Vida Urbana

"Números da violência contra a mulher na PB são de guerra", diz secretária de Políticas para Mulheres

Lei Maria da Penha, considerada um avanço, completa 11 anos nesta segunda-feira (7).




Kleide Teixeira
Kleide Teixeira
Há 11 anos foi sancionada a Lei Maria da Penha que criminalizou a violência doméstica

A violência contra a mulher já levou a morte de 35 vítimas neste ano, segundo a secretária de Políticas Públicas para a Mulheres, Lídia Moura. Nesta segunda-feira (7), a Lei Maria da Penha completa 11 anos e diversos órgãos promovem campanhas para incentivar as denúncias de agressão, que podem ser físicas, psicológicas, sexuais, morais e até patrimoniais.

Para Lídia Moura, os números da violência contra a mulher na Paraíba são números de guerra. "Os números nos mostram que mulheres que estão sendo mortas pelo simples fato de serem mulheres", disse.

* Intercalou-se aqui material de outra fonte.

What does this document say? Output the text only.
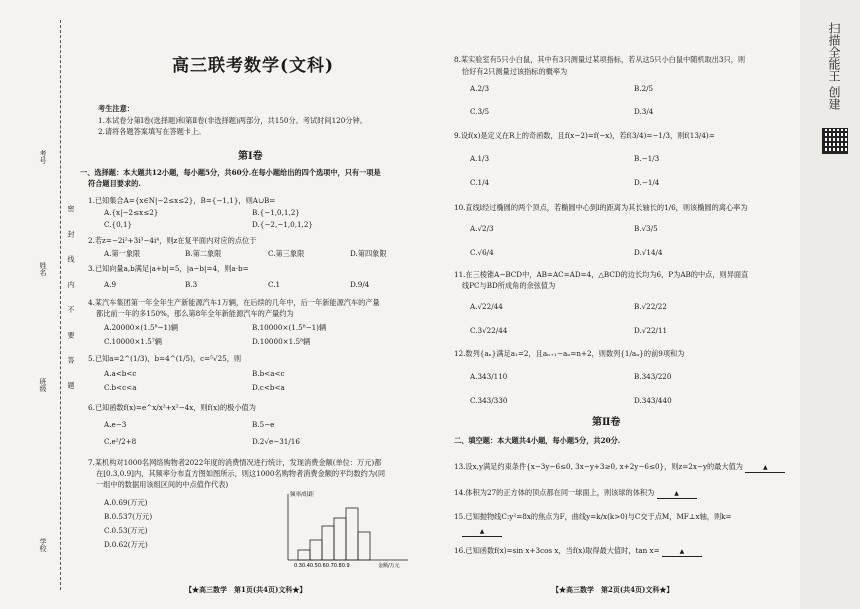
扫描全能王 创建
考号
姓名
班级
学校
密 封 线 内 不 要 答 题
高三联考数学(文科)
考生注意：
1.本试卷分第Ⅰ卷(选择题)和第Ⅱ卷(非选择题)两部分，共150分。考试时间120分钟。
2.请将各题答案填写在答题卡上。
第Ⅰ卷
一、选择题：本大题共12小题，每小题5分，共60分.在每小题给出的四个选项中，只有一项是
符合题目要求的.
1.已知集合A={x∈N|−2≤x≤2}，B={−1,1}，则A∪B=
A.{x|−2≤x≤2}	B.{−1,0,1,2}
C.{0,1}	D.{−2,−1,0,1,2}
2.若z=−2i²+3i³−4i⁴，则z在复平面内对应的点位于
A.第一象限	B.第二象限	C.第三象限	D.第四象限
3.已知向量a,b满足|a+b|=5，|a−b|=4，则a·b=
A.9	B.3	C.1	D.9/4
4.某汽车集团第一年全年生产新能源汽车1万辆，在后续的几年中，后一年新能源汽车的产量
都比前一年的多150%，那么第8年全年新能源汽车的产量约为
A.20000×(1.5⁸−1)辆	B.10000×(1.5⁸−1)辆
C.10000×1.5⁷辆	D.10000×1.5⁸辆
5.已知a=2^(1/3)，b=4^(1/5)，c=⁵√25，则
A.a<b<c	B.b<a<c
C.b<c<a	D.c<b<a
6.已知函数f(x)=e^x/x²+x²−4x，则f(x)的极小值为
A.e−3	B.5−e
C.e²/2+8	D.2√e−31/16
7.某机构对1000名网络购物者2022年度的消费情况进行统计，发现消费金额(单位：万元)都
在[0.3,0.9]内，其频率分布直方图如图所示，则这1000名购物者消费金额的平均数约为(同
一组中的数据用该组区间的中点值作代表)
A.0.69(万元)
B.0.537(万元)
C.0.53(万元)
D.0.62(万元)
频率/组距
0.30.40.50.60.70.80.9	金额/万元
【★高三数学　第1页(共4页)文科★】
8.某实验室有5只小白鼠，其中有3只测量过某项指标，若从这5只小白鼠中随机取出3只，则
恰好有2只测量过该指标的概率为
A.2/3	B.2/5
C.3/5	D.3/4
9.设f(x)是定义在R上的奇函数，且f(x−2)=f(−x)，若f(3/4)=−1/3，则f(13/4)=
A.1/3	B.−1/3
C.1/4	D.−1/4
10.直线l经过椭圆的两个顶点，若椭圆中心到l的距离为其长轴长的1/6，则该椭圆的离心率为
A.√2/3	B.√3/5
C.√6/4	D.√14/4
11.在三棱锥A−BCD中，AB=AC=AD=4，△BCD的边长均为6，P为AB的中点，则异面直
线PC与BD所成角的余弦值为
A.√22/44	B.√22/22
C.3√22/44	D.√22/11
12.数列{aₙ}满足a₁=2，且aₙ₊₁−aₙ=n+2，则数列{1/aₙ}的前9项和为
A.343/110	B.343/220
C.343/330	D.343/440
第Ⅱ卷
二、填空题：本大题共4小题，每小题5分，共20分.
13.设x,y满足约束条件{x−3y−6≤0, 3x−y+3≥0, x+2y−6≤0}，则z=2x−y的最大值为	▲
14.体积为27的正方体的顶点都在同一球面上，则该球的体积为	▲
15.已知抛物线C:y²=8x的焦点为F，曲线y=k/x(k>0)与C交于点M，MF⊥x轴，则k=
▲
16.已知函数f(x)=sin x+3cos x，当f(x)取得最大值时，tan x=	▲
【★高三数学　第2页(共4页)文科★】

Um dos marcos na luta pelo fim da violência contra as mulheres é a Lei Maria da Penha, Lei nº 11.340, que leva o nome da farmacêutica cearense que atualmente é uma das principais ativistas na luta pelo deste tipo de crime. Ela foi vítima do próprio marido e ficou paraplégica após sucessivas agressões.

Lídia Moura diz que a Lei Maria da Penha é um importante instrumento no combate a violência. "Antigamente, se dizia que o homem que bate em mulher é covarde, após a Lei maria da Penha, além de covarde ele é criminoso", afirma.

Para a advogada Isadora Vier, especializada na área de gênero dentro do direito penal, a lei trouxe avanços importantes. “Tem sido uma galgada de conquistas importantes, no sentido de aparelhamento das redes de atendimento, uma compreensão de que o atendimento tem que ser multidisciplinar, envolver várias instâncias. Nesse caso, a avaliação é positiva”.

Em João Pessoa, a Casa Abrigo Aryane Thais (CAAT), é um local seguro para mulheres que sofrem ameaça de morte em decorrência de violência doméstica e sexual. De acordo com a Secretaria da Mulher e da Diversidade Humana da Paraíba, o centro, de janeiro a junho, abrigou 12 mulheres e 27 crianças/adolescentes.

Essas mulheres tinham entre 18 e 47 anos, sendo a maioria negra, com ensino fundamental incompleto, beneficiárias do Bolsa Família e trabalhando como dona-de-casa. Grande parte é residente de João Pessoa, Santa Rita, Queimadas, Esperança, Olivedos, Cajazeiras, Massaranduba, Boqueirão e Soledade.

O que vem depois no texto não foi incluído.